A propósito do Colóquio Corrupção/Cidadania Activa, com a participação de Maria José Morgado e Luís Salgado Matos
inserido no ciclo SETE PECADOS SOCIAIS / SETE SINAIS DE ESPERANÇA

Público, 17.Mar.04
Nuno Sá Lourenço


A juíza e ex-responsável da Polícia Judiciária, Maria José Morgado, defendeu ontem num colóquio a necessidade do Ministério da Justiça começar a fazer "publicidade periódica de notificações de operações suspeitas, processos, acusações e condenações ao nível do combate à corrupção". A autora do livro "Inimigo sem rosto - fraude e corrupção em Portugal" falou no Centro Nacional de Cultura, em Lisboa, sobre esse tema, tendo tido como co-orador o investigador universitário Luís Salgado Matos.

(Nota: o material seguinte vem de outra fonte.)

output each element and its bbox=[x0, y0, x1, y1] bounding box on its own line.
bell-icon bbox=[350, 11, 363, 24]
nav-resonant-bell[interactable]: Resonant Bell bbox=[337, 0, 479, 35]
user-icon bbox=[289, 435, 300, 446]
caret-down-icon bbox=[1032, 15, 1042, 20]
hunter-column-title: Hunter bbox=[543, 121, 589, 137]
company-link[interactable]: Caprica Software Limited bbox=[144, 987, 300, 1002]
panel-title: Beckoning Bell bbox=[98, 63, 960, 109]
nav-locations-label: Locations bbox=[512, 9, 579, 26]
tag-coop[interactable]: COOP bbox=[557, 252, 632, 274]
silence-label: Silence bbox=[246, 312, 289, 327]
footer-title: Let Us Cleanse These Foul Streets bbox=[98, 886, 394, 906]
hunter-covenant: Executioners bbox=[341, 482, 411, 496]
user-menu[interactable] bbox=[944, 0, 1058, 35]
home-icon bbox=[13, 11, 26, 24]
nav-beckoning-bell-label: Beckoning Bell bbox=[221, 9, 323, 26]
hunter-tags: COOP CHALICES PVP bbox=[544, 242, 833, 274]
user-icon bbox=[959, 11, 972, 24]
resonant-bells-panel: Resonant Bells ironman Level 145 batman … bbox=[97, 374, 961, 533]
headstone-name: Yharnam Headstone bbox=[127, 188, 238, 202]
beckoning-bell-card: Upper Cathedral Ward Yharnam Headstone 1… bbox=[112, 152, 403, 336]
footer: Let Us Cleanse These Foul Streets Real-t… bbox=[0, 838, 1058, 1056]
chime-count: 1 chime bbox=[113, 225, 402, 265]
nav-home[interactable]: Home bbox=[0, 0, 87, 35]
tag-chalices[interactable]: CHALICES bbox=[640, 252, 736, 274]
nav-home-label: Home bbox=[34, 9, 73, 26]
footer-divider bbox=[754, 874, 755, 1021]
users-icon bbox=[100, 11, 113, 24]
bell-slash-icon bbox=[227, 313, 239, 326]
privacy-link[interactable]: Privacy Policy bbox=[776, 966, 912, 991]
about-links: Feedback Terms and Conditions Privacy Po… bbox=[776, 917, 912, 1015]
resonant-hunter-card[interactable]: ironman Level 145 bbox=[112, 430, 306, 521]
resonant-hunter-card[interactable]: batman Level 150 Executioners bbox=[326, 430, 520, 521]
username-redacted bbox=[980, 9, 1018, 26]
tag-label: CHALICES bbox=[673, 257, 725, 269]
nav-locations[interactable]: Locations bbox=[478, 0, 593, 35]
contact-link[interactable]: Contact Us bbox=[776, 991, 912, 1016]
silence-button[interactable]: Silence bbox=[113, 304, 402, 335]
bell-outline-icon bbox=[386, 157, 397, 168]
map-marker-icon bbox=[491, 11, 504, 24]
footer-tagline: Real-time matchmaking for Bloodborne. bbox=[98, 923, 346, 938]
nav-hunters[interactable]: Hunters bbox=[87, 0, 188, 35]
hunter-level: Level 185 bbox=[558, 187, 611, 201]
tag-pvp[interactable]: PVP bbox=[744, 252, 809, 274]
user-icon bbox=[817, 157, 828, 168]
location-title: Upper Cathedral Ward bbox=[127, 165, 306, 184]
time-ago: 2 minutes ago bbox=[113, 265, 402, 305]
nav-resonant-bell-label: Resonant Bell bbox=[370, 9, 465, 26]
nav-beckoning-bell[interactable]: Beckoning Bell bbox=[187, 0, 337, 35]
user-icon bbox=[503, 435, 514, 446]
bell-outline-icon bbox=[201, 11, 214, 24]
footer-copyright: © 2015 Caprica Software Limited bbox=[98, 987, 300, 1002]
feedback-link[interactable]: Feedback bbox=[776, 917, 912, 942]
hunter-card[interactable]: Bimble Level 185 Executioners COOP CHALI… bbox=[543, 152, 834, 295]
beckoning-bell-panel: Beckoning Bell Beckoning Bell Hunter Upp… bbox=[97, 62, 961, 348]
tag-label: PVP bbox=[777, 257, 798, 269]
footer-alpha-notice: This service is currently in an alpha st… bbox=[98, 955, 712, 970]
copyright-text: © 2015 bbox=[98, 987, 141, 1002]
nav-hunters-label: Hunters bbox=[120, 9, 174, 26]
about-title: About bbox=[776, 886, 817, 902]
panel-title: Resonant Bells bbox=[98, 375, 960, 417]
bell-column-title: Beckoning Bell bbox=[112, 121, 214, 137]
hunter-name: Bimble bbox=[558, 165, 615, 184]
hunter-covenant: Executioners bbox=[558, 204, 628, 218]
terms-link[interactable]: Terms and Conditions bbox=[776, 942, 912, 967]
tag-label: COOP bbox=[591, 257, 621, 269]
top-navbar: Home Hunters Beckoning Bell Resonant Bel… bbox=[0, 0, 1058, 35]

Entre as áreas abordadas, a ligação da política à corrupção foi dos mais debatidos. Depois de desafiada por Luís Salgado Matos a responder se existia falta de oferta política no combate ao fenómeno, a magistrada reconheceu "um grande fosso entre a preocupação política [com a corrupção] e os actos".

A inexistência de publicitação das investigações foi um exemplo dessa discrepância entre o discurso político e a sua conduta. Daí que Maria José Morgado tenha defendido a premência de "fazer uma estatística semestral ou anual [dos casos detectados] sem pôr em causa o bom nome das pessoas" A "falta de actuação da fiscalização em tempo real" foi outra das deficiências apontadas e "maus métodos de trabalho e más direcções", as razões apontadas para ausência de fiscalização eficiente. Sobre os métodos assinalou a "ausência de cruzamento de dados", a "impossibilidade de investigação a partir de sinais exteriores de riqueza", o "não acesso às contas bancárias", e a falta de "promoção pelo mérito". Aqui o dedo voltou a ser apontado aos políticos. A juíza afirmou que "enquanto as nomeações para as direcções fossem feitas por cartão partidário não teremos bons resultados".

O debate chegou também ao financiamento partidário, com a magistrada a defender "a demissão do líder partidário e o seu afastamento de qualquer cargo público durante uns anos". "Seria muito mais sério funcionar dessa forma, em vez de ter que se esperar pelo andamento de um processo-crime [tal como a lei prevê actualmente]", defendeu. Sobre o impacto da corrupção, e depois de questionada por Luís Salgado Matos sobre se o país não estaria a pintar um quadro demasiado negro da situação, Maria José Morgado foi buscar um exemplo para sustentar a análise "preocupante" que fez. "Hoje são os próprios empresários que reivindicam o fim do sigilo bancário, porque a corrupção só favorece a economia paralela". Maria José Morgado destacou ainda os efeitos negativos na economia ao lembrar que "a corrupção entra no bolso de cada um". Deu alguns exemplos: "Nós estamos a pagar auto-estradas mais caras por causa da corrupção. A corrupção pode até fazer aumentar o preço dos medicamentos." Maria José Morgado não se limitou a criticar o poder político, tendo considerado negativo o facto dos tribunais julgarem poucos casos. A juíza apresentou como um dos problemas no combate à corrupção "não termos o efeito disciplinador, pedagógico dos tribunais". "Falta esse barómetro", queixou-se a magistrada.

A meio do debate tentou mesmo defender a necessidade do combate à corrupção com uma comparação caseira: "A corrupção é como o pó numa casa. Pó vamos ter sempre, mas se deixamos de limpar, então é o caos."